Books

A Forgotten Minor Scandal at the New Yorker, Remembered 26 Years Later

An interview with former New Yorker fiction editor Bill Buford about how things worked in the Tina Brown era.

Lorrie Moore and Bill Buford.
Lorrie Moore and Bill Buford. Photo illustration by Slate. Photos by John John Foley/OPALE/Bridgeman Images and image courtesy of Bill Buford.

In a profile of the author Lorrie Moore published this week in the New York Times Magazine, I wrote about the memorable 1997 publication of Moore’s masterpiece, “People Like That Are the Only People Here,” in the New Yorker. The story, about a mother whose baby has cancer, brought enormous attention to Moore and her family—which led to her becoming very protective of her privacy. In our conversations, Moore told me she had always been upset by the magazine’s decision to publish a photo of her alongside the story, as if to connect her own life to the story’s characters. She blamed the New Yorker’s fiction editor at the time for that decision.
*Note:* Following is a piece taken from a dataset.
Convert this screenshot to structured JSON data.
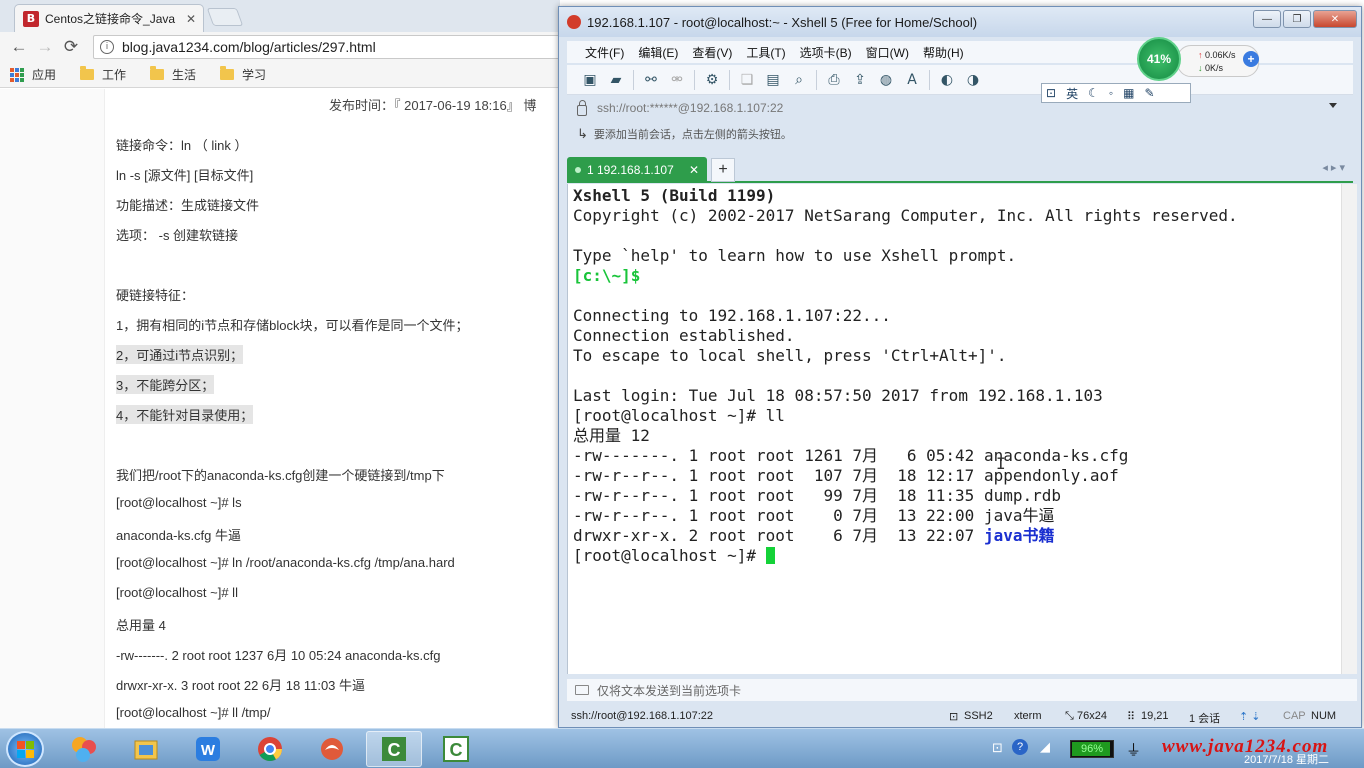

That fiction editor was Bill Buford. He’s best known now as the author of the seminal Among the Thugs and the bestselling cooking memoirs Heat and Dirt. But in 1997, he’d been freshly hired by Tina Brown from the London literary magazine Granta to revitalize the New Yorker’s fiction section. While reporting the profile, I called Buford to discuss Moore’s experience. The resulting conversation was a fascinating exploration of a transformative era in magazine publishing, an intriguing glimpse inside New Yorker culture, and a thoughtful look at the regrets an editor might have, many years later. Our conversation has been condensed and edited for clarity.

Dan Kois: Lorrie and I were talking about the publication of “People Like That Are the Only People Here” in early 1997. We sort of got into an argument about it! She hated that you put that photo of her on it. I said that was clearly the best way to publish a story where so much of the power comes from the play between life and art. What she remembers is that you told her it was for some kind of contributors’ page and she was surprised and unhappy that it appeared with the story as an illustration. She told me you later apologized to her for that. How do you recall that event?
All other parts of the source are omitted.